Mystery belongs to mystery, but that doesn’t mean that no scientists will use scientific methods to study it.

Among them, the most famous scientist is probably Edward Wilson.

A great scientist usually has an iconic title, such as “Schrodinger’s Cat” and “Pavlov’s Dog“. But to say which scientist has the most research on ants, it must be Edward Wilson. With his life’s persistent research on ants, Wilson has won the Pulitzer Prize twice, and he is definitely well deserved to praise him with “Wilson’s Ants“.

Wilson once did an interesting experiment to reproduce the cycle of death of ants:

If such ants are made into a circle when they are crawling, they will sometimes keep walking until they die.

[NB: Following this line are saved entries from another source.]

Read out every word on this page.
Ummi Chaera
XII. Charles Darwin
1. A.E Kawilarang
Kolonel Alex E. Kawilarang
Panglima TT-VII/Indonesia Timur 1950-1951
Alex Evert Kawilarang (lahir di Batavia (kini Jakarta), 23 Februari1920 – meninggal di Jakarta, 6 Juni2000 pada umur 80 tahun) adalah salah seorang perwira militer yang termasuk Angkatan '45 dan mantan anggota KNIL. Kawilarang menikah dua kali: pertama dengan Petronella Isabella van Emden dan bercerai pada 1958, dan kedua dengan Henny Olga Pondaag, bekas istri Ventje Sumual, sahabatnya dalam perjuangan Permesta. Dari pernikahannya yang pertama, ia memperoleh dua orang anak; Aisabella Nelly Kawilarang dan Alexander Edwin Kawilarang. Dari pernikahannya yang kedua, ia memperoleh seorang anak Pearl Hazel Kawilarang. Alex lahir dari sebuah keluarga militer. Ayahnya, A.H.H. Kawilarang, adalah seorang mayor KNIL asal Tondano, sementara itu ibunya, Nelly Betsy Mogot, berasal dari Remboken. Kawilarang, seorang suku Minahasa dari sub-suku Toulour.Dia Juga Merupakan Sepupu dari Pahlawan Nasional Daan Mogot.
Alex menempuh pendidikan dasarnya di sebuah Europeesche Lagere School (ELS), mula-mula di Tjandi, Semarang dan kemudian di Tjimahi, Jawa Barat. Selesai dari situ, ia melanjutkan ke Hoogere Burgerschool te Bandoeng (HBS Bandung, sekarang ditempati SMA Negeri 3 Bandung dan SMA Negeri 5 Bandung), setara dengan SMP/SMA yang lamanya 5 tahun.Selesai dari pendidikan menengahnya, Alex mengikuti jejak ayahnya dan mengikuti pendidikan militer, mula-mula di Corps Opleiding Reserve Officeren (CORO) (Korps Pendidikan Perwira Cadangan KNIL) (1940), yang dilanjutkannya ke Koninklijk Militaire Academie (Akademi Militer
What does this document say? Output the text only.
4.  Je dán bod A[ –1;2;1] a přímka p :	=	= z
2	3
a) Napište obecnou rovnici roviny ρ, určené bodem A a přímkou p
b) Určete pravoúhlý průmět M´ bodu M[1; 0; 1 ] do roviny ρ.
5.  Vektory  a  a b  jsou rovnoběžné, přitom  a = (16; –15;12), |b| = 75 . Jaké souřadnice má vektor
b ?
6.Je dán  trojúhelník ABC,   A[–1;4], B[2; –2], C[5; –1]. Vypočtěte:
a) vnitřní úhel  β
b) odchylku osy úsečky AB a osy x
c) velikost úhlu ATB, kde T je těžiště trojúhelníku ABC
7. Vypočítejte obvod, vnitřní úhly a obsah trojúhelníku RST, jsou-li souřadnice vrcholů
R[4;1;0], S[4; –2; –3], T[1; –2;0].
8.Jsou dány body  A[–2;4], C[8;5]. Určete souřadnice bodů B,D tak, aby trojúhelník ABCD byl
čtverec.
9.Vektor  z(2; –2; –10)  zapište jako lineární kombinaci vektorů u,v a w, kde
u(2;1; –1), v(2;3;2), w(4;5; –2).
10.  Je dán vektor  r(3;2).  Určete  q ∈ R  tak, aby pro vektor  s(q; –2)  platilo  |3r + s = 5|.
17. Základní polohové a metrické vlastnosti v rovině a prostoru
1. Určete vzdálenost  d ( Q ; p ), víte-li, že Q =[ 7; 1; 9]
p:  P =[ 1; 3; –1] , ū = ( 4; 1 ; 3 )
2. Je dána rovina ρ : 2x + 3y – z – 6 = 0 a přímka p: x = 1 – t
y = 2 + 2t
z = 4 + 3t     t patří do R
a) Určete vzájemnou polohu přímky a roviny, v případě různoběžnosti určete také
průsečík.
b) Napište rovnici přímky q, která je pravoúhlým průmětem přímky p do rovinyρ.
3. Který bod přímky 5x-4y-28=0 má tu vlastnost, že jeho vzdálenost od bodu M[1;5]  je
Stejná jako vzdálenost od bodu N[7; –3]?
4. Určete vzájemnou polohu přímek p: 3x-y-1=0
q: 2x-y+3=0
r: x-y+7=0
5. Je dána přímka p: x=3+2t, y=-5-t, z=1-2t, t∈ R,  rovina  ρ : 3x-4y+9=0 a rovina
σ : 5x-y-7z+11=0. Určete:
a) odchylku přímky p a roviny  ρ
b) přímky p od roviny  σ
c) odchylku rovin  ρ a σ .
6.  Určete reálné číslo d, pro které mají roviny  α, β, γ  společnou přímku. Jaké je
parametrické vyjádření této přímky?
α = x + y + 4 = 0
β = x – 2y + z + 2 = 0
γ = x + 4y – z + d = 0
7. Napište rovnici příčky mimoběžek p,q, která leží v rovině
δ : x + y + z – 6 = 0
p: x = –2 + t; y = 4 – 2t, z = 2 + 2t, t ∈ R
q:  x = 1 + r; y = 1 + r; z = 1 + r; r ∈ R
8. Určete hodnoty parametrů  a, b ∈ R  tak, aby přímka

This shows that the ant’s cycle of death is likely to be triggered by an accidental “program infinite loop“, just like when we are writing computer programs, occasionally infinite loop errors occur, or if you deliberately write an infinite loop program , so when no one interferes with the ants, the ants will sometimes fall into the infinite loop and cannot get out of the loop like the program loop written by the programmer, and if someone deliberately turning them into an infinite loop, they will also fall into this infinite loop and can’t get out of it.

So what exactly is the mechanism that causes this kind of dead cycle in ants?

In the fifth chapter of Edward Wilson’s book “Consilience: The Unity of Knowledge“, he mentioned:

In the 1950s, when I became an entomologist when I learned these facts, I guessed that the emergency signal sent by the worker ants might be chemical. Researchers at the time referred to this chemical communication substance as a “chemical release”, which is the pheromone we called today.

In order to test my ideas, I collected redharvest ant and some other ant species that I have in-depth knowledge of.

Afterwards, I put these ants in an artificial nest, just like children are building an ant nest, and then use a stereo microscope and tweezers for making watches to dissect the workers who have just died after being persecuted, and take out the organs of pheromones that may contain emergency signals.

I took a thin stick and used the tip of the stick to crush these small white pieces that are barely visible to the naked eye one by one, and then put the tip of the stick into the resting ant colony.

Using this method, I learned that there are at least two glands that can produce effects. One of them is located at the base of the worker ants’ jaws, and the other is near the anus. The substance released by these glands will cause the ants to rotate around the tip of the stick like fully charged, only occasionally pausing to check and biting the crushed tissue.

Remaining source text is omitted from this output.